Haro sur le sang de cordon

Le sang de cordon ombilical est très précieux pour des greffes et pour la recherche. En France, sa collecte est insuffisante. Mais déjà industriels et escrocs divers flairent le bon filon.

Noëlle Guillon  • 24 février 2011 abonné·es

Il est 16 h 05, Enzo arrive au monde. Il pèse 3,8 kg et vient d’offrir 77 ml de sang de son cordon ombilical pour sauver une vie. Effectué par une sage-femme de l’hôpital privé Paul-d’Égine, à Champigny-sur-Marne, juste avant la délivrance du placenta, le prélèvement est indolore et gratuit. Les frais sont pris en charge par une fondation privée à but non lucratif, la Fondation générale de santé. L’échantillon qui contient les précieuses cellules souches va être acheminé vers l’Établissement français du sang (EFS), à Créteil. Il y sera stocké en vue d’une greffe chez un patient atteint d’une maladie hématologique ou génétique. « Seuls 30 % des échantillons présentent les qualités requises pour une greffe, le reste part à la recherche ou sera détruit » , explique Laurence Lasnes, sage-femme à Paul-d’Égine.

Les besoins en sang de cordon sont importants. En 2009, 247 patients français ont pu profiter d’une greffe « allogénique », soit réalisée avec le sang d’un donneur. Une technique qui représente une alternative à la greffe de moelle osseuse. En outre, le sang de cordon contient des cellules souches prometteuses dont l’utilisation ne pose pas de problème éthique particulier puisque le prélèvement initial a lieu sur un organe qui n’appartient plus ni à la mère ni au bébé, et part d’ordinaire à la poubelle. Le cordon lui-même contient des cellules souches qui pourraient constituer une alternative à la recherche sur les cellules souches embryonnaires, voire une concurrence…
Mais pas de quoi exciter ou inquiéter qui que ce soit pour l’instant, car à peine plus de 10 000 échantillons sont stockés en France, trop peu pour l’utilisation purement thérapeutique en greffe. Il faudrait pouvoir en stocker au moins 50 000 pour disposer d’une bonne représentativité génétique, car tous les sangs ne sont pas compatibles. Ce qui fait que, dans plus de 60 % des cas, les greffons sont importés d’autres réseaux nationaux, notamment des États-Unis.

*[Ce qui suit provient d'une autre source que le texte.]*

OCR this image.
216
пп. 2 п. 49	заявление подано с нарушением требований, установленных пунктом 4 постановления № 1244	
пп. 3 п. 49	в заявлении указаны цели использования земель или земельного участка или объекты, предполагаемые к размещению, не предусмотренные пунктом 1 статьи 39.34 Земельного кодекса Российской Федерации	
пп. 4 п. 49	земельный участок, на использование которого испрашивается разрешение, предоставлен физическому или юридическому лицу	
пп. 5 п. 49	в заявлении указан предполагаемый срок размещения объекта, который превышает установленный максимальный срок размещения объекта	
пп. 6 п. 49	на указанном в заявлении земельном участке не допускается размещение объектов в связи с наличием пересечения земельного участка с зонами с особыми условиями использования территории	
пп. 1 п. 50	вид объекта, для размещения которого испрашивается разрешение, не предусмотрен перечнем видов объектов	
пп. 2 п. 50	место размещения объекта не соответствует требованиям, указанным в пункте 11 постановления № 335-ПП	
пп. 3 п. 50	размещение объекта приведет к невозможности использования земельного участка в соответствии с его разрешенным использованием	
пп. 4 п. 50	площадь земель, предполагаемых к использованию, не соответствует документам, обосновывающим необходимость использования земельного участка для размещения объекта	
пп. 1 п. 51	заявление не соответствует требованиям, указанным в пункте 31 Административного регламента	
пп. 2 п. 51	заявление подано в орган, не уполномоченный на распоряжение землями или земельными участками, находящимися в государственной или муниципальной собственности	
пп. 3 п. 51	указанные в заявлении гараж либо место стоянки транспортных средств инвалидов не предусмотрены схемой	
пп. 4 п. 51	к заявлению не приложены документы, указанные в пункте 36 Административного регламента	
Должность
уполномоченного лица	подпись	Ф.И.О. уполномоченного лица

Chargée d’encadrer le réseau français de sang de cordon, l’Agence de la biomédecine entend passer de 29 maternités participant à la collecte à 60 en 2011. Les mères qui accoucheront dans ces établissements seront incitées à donner. En général, elles acceptent facilement. Mais elles sont rarement bien informées sur le devenir des échantillons. « Je ne savais pas qu’ils pouvaient être utilisés pour la recherche. Je serais d’accord en principe, mais pas pour n’importe lesquelles » , témoigne Stéphanie, jeune mère. « C’est vrai qu’on n’évoque pas cette dimension lors de la consultation d’information , reconnaît Laurence Lasne, mais c’est précisé dans le formulaire de consentement. »

Formulaire où, curieusement, seul le consentement de la mère est requis…
À l’instar des donneurs, peu de professionnels semblent très au fait du devenir des échantillons. Pour sa part, Laurence Lasne est certaine que les recherches ne visent qu’à « améliorer la technique de greffe ». En réalité, elles sont extrêmement variées. Domaine peu connu : quelques équipes travaillent sur les cellules du sang de cordon dans l’espoir de pouvoir régénérer des organes du type rein ou peau. « Mais trop peu s’intéressent à la médecine régénérative et à la thérapie cellulaire » , déplore Pierre Le Coz. Professeur de philosophie à l’université de Marseille et vice-président du Comité consultatif national d’éthique, il y voit une possibilité, à terme, d’éviter ainsi les dons d’organes « obligatoires » générateurs de tensions au sein d’une même famille. « Le législateur a confié le monopole de l’utilisation du sang de cordon à l’Agence de la biomédecine, qui se concentre en priorité sur les greffes et néglige la recherche » , regrette-t-il.

Mais d’autres en tirent déjà profit : des banques privées qui, en vendant un espoir lointain, proposent de stocker du sang de cordon pour un usage personnel futur (voir encadré). Ce qui est non seulement interdit, trompeur (aucune garantie que les recherches aboutissent) mais aussi socialement risqué : seuls ceux qui auraient les moyens de payer collecte et conservation pourraient espérer être soignés de cette manière. Entre droits des donneurs et droits des chercheurs, l’équilibre reste à trouver. D’où l’intérêt d’améliorer l’information et de mettre en place des protocoles avant que les industriels imposent leurs règles.